The 3 most controversial Celtic moments of 2020

By Euan Davidson

December 25, 2020

Celtic? Controversy? “Surely not!”, I hear you cry, as you tuck into a brussel sprout.

I hear you. To be honest, it’s going to be hard to get through this article. Both as I, the writer, and you, the reader. If there’s anything you can say about 2020, it’s that it’s gone largely without incident.

Still, we have a duty to provide Celtic content to you, the audience. So here, I’ve put together 3 things that might have caused a couple of raised eyebrows over this calendar year. You’ve probably forgotten about them already, but you can raise a whisky and a wry smile to these tiny incidents from 2020.


Neil Lennon with Celtic’s 9th consecutive Scottish Premiership / (Photo via SNS/Getty Images)

Celtic crowned 9IAR champions, world goes mental

Oh yeah: Celtic won their 9th consecutive title (Scottish Sun).

When COVID-19 fully ground Scottish life to a halt in March, it was difficult to see how the league would see a conclusion. Other leagues around Europe tried valiantly to continue, but football was off the menu worldwide for a while.

France called their leagues to an end in April (ESPN). Later in the year, Spain’s La Liga was eventually brought to a conclusion (Sky Sports), as was Serie A (Transfermarkt), but in leagues that already looked over, for all intents and purposes, early halts were brought in.

In the same way that you’d stop a boxing match if one of the contestants was seeing stars.
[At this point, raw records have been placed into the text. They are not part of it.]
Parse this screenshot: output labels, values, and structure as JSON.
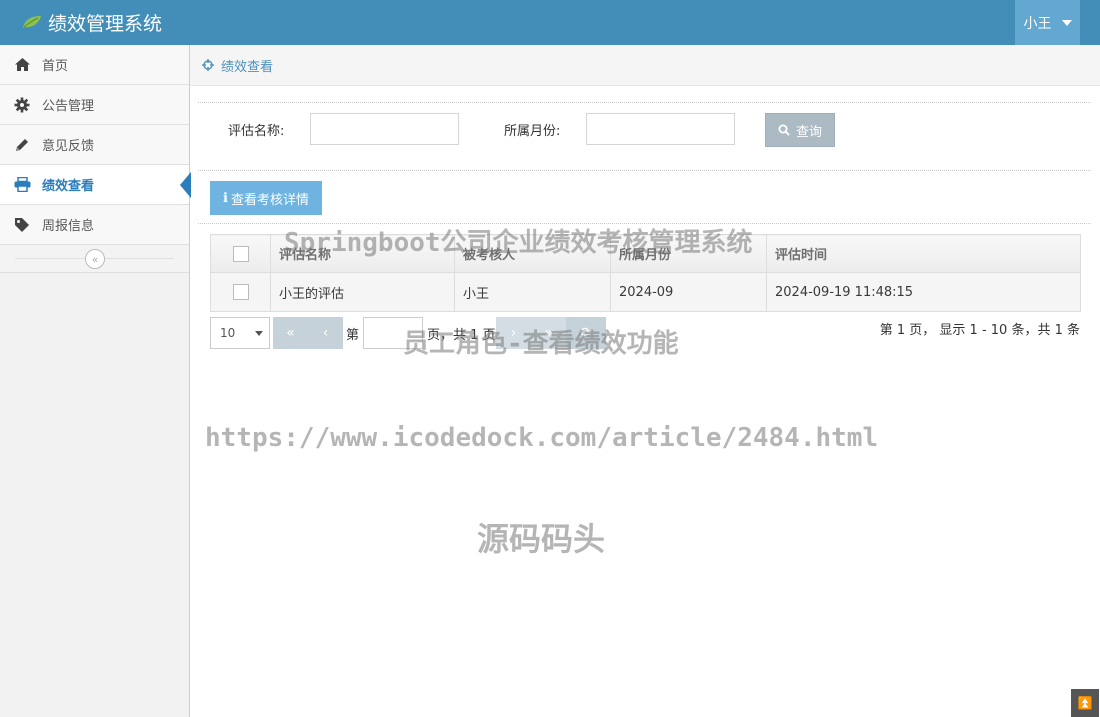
{
  "header": {
    "title": "绩效管理系统",
    "user": "小王"
  },
  "sidebar": {
    "items": [
      {
        "label": "首页",
        "icon": "home-icon"
      },
      {
        "label": "公告管理",
        "icon": "gear-icon"
      },
      {
        "label": "意见反馈",
        "icon": "pencil-icon"
      },
      {
        "label": "绩效查看",
        "icon": "print-icon",
        "active": true
      },
      {
        "label": "周报信息",
        "icon": "tag-icon"
      }
    ],
    "collapse_icon": "double-chevron-left-icon"
  },
  "breadcrumb": {
    "label": "绩效查看"
  },
  "search": {
    "name_label": "评估名称:",
    "name_value": "",
    "month_label": "所属月份:",
    "month_value": "",
    "query_label": "查询"
  },
  "toolbar": {
    "detail_label": "查看考核详情"
  },
  "table": {
    "headers": [
      "评估名称",
      "被考核人",
      "所属月份",
      "评估时间"
    ],
    "rows": [
      [
        "小王的评估",
        "小王",
        "2024-09",
        "2024-09-19 11:48:15"
      ]
    ]
  },
  "pagination": {
    "page_size": "10",
    "page_label": "第",
    "page_value": "",
    "total_pages_text": "页，共 1 页",
    "info": "第 1 页，  显示 1 - 10 条，共 1 条"
  },
  "watermarks": {
    "line1": "Springboot公司企业绩效考核管理系统",
    "line2": "员工角色-查看绩效功能",
    "line3": "https://www.icodedock.com/article/2484.html",
    "line4": "源码码头"
  },
  "colors": {
    "header": "#438eb9",
    "user_button": "#62a8d1",
    "active_nav": "#2b7dbc",
    "detail_button": "#6fb3e0",
    "query_button": "#abbac3"
  }
}
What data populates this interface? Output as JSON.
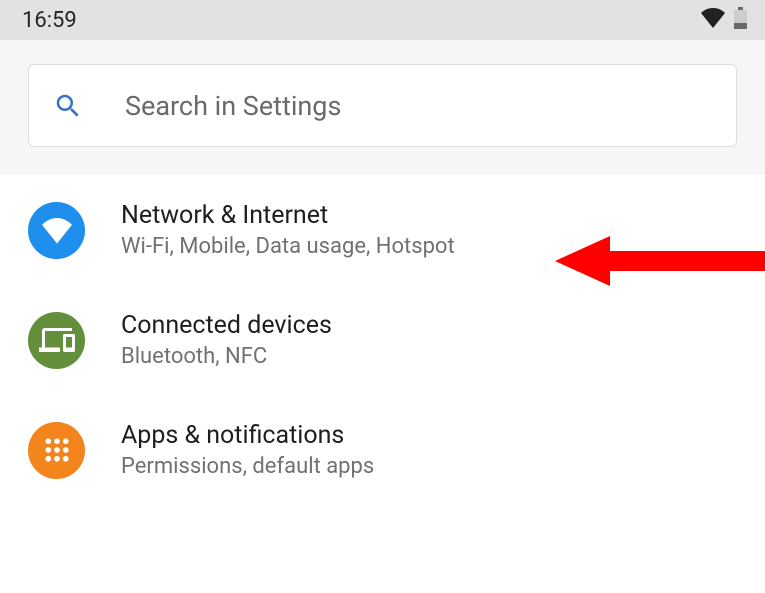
{
  "status_bar": {
    "time": "16:59"
  },
  "search": {
    "placeholder": "Search in Settings"
  },
  "settings": [
    {
      "id": "network-internet",
      "title": "Network & Internet",
      "subtitle": "Wi-Fi, Mobile, Data usage, Hotspot",
      "icon": "wifi-icon",
      "color": "#1f8fee"
    },
    {
      "id": "connected-devices",
      "title": "Connected devices",
      "subtitle": "Bluetooth, NFC",
      "icon": "devices-icon",
      "color": "#638f3c"
    },
    {
      "id": "apps-notifications",
      "title": "Apps & notifications",
      "subtitle": "Permissions, default apps",
      "icon": "apps-icon",
      "color": "#f3851c"
    }
  ],
  "annotation": {
    "arrow_target": "network-internet",
    "arrow_color": "#ff0000"
  }
}
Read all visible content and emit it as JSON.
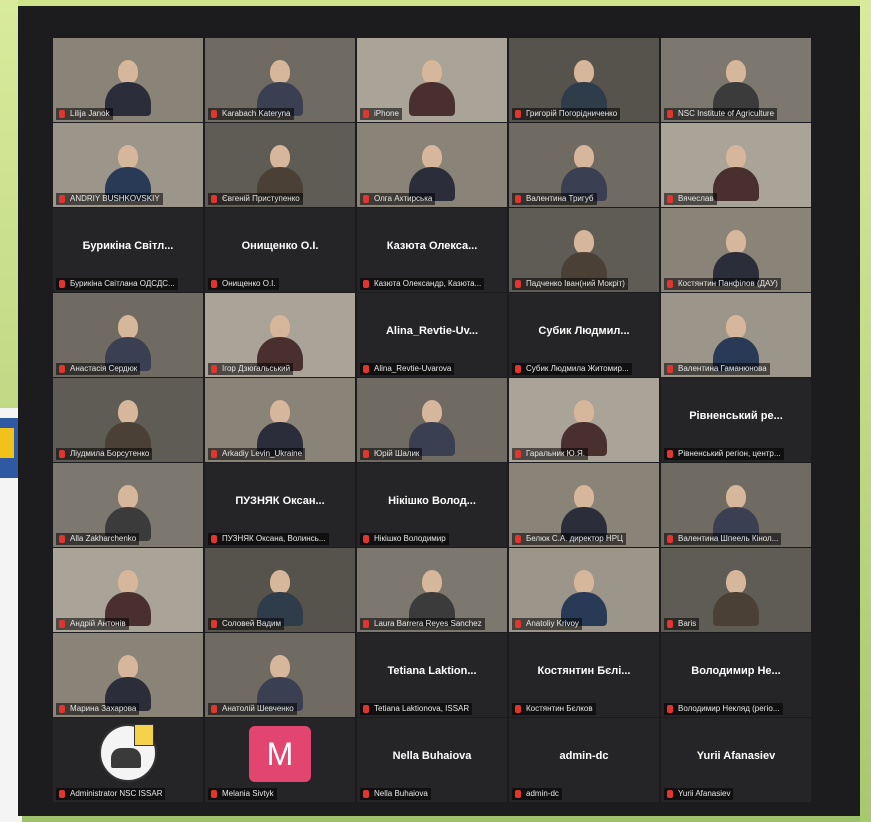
{
  "participants": [
    {
      "name": "Lilija Janok",
      "type": "video"
    },
    {
      "name": "Karabach Kateryna",
      "type": "video"
    },
    {
      "name": "iPhone",
      "type": "video"
    },
    {
      "name": "Григорій Погорідниченко",
      "type": "video"
    },
    {
      "name": "NSC Institute of Agriculture",
      "type": "video"
    },
    {
      "name": "ANDRIY BUSHKOVSKIY",
      "type": "video"
    },
    {
      "name": "Євгеній Приступенко",
      "type": "video"
    },
    {
      "name": "Олга Ахтирська",
      "type": "video"
    },
    {
      "name": "Валентина Тригуб",
      "type": "video"
    },
    {
      "name": "Вячеслав",
      "type": "video"
    },
    {
      "name": "Бурикіна Світлана ОДСДС...",
      "type": "text",
      "display": "Бурикіна Світл..."
    },
    {
      "name": "Онищенко О.І.",
      "type": "text",
      "display": "Онищенко О.І."
    },
    {
      "name": "Казюта Олександр, Казюта...",
      "type": "text",
      "display": "Казюта Олекса..."
    },
    {
      "name": "Падченко Іван(ний Мокріт)",
      "type": "video"
    },
    {
      "name": "Костянтин Панфілов (ДАУ)",
      "type": "video"
    },
    {
      "name": "Анастасія Сердюк",
      "type": "video"
    },
    {
      "name": "Ігор Дзюгальський",
      "type": "video"
    },
    {
      "name": "Alina_Revtie-Uvarova",
      "type": "text",
      "display": "Alina_Revtie-Uv..."
    },
    {
      "name": "Субик Людмила Житомир...",
      "type": "text",
      "display": "Субик Людмил..."
    },
    {
      "name": "Валентина Гаманюнова",
      "type": "video"
    },
    {
      "name": "Ліудмила Борсутенко",
      "type": "video"
    },
    {
      "name": "Arkadiy Levin_Ukraine",
      "type": "video"
    },
    {
      "name": "Юрій Шалик",
      "type": "video"
    },
    {
      "name": "Гаральник Ю.Я.",
      "type": "video"
    },
    {
      "name": "Рівненський регіон, центр...",
      "type": "text",
      "display": "Рівненський ре..."
    },
    {
      "name": "Alla Zakharchenko",
      "type": "video"
    },
    {
      "name": "ПУЗНЯК Оксана, Волинсь...",
      "type": "text",
      "display": "ПУЗНЯК Оксан..."
    },
    {
      "name": "Нікішко Володимир",
      "type": "text",
      "display": "Нікішко Волод..."
    },
    {
      "name": "Белюк С.А. директор НРЦ",
      "type": "video"
    },
    {
      "name": "Валентина Шпеель Кінол...",
      "type": "video"
    },
    {
      "name": "Андрій Антонів",
      "type": "video"
    },
    {
      "name": "Соловей Вадим",
      "type": "video"
    },
    {
      "name": "Laura Barrera Reyes Sanchez",
      "type": "video"
    },
    {
      "name": "Anatoliy Krivoy",
      "type": "video"
    },
    {
      "name": "Baris",
      "type": "video"
    },
    {
      "name": "Марина Захарова",
      "type": "video"
    },
    {
      "name": "Анатолій Шевченко",
      "type": "video"
    },
    {
      "name": "Tetiana Laktionova, ISSAR",
      "type": "text",
      "display": "Tetiana Laktion..."
    },
    {
      "name": "Костянтин Бєлков",
      "type": "text",
      "display": "Костянтин Бєлі..."
    },
    {
      "name": "Володимир Некляд (регіо...",
      "type": "text",
      "display": "Володимир Не..."
    },
    {
      "name": "Administrator NSC ISSAR",
      "type": "logo"
    },
    {
      "name": "Melania Sivtyk",
      "type": "avatar",
      "avatar_letter": "M"
    },
    {
      "name": "Nella Buhaiova",
      "type": "text",
      "display": "Nella Buhaiova"
    },
    {
      "name": "admin-dc",
      "type": "text",
      "display": "admin-dc"
    },
    {
      "name": "Yurii Afanasiev",
      "type": "text",
      "display": "Yurii Afanasiev"
    }
  ],
  "speaking_index": 28,
  "colors": {
    "avatar": "#e2456f",
    "speaking": "#3cbf6a",
    "background": "#1c1c1e"
  }
}
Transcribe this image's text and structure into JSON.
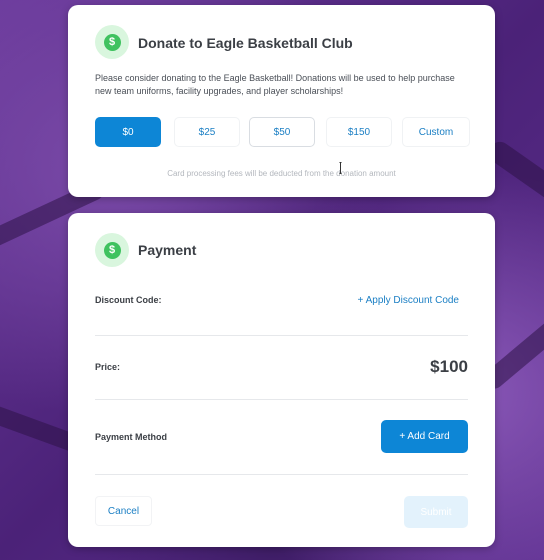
{
  "donate": {
    "title": "Donate to Eagle Basketball Club",
    "description": "Please consider donating to the Eagle Basketball! Donations will be used to help purchase new team uniforms, facility upgrades, and player scholarships!",
    "amounts": [
      {
        "label": "$0",
        "selected": true
      },
      {
        "label": "$25",
        "selected": false
      },
      {
        "label": "$50",
        "selected": false
      },
      {
        "label": "$150",
        "selected": false
      },
      {
        "label": "Custom",
        "selected": false
      }
    ],
    "fee_note": "Card processing fees will be deducted from the donation amount"
  },
  "payment": {
    "title": "Payment",
    "discount_label": "Discount Code:",
    "apply_discount": "+ Apply Discount Code",
    "price_label": "Price:",
    "price_value": "$100",
    "method_label": "Payment Method",
    "add_card": "+ Add Card",
    "cancel": "Cancel",
    "submit": "Submit"
  },
  "icons": {
    "dollar": "$"
  },
  "colors": {
    "accent": "#0d86d6",
    "badge_bg": "#d9f6de",
    "badge_coin": "#3fc25f"
  }
}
Hearts were “harshly” relegated (Glasgow Times), with former manager Daniel Stendel’s time in Edinburgh ending dismally. Rangers, as ever, were revolting. But their appeal to the SPFL was “not competent” (Forbes). It all became extremely messy, but the facts were thus; after 30 games, Celtic were 13 points clear. It was a justified decision to award us the league.

Fans of our rivals will question the legitimacy of our 9th title, as if none of their titles have ever been tainted (Scottish Sun).

We didn’t cheat our way to 9IAR. If anyone wanted to play the 8 final games of the season, it was Celtic. We were on red-hot form and would’ve liked another go at our southernly neighbours.

To be honest, if you’re a non-Celtic fan and your main concern is the league title in a year like 2020, your priorities probably need restructuring more than the SPFL does.


Celtic’s star lockdown breaker Boli Bolingoli / (Photo by Ewan Bootman/NurPhoto via Getty Images)

What’s the story, Bolingoli?

Do you remember when folk on Twitter put Bolingoli in their screen name? I do. For the record, I liked Boli Bolingoli-Mbombo at Celtic, and thought he was unfairly targeted for more general defensive frailties last season.

I thought his movement – in an attacking sense – was often excellent. His final ball needed work, as did his positioning and defending, but he was a raw prospect for Celtic. A work-in-progress, who’d been decent elsewhere.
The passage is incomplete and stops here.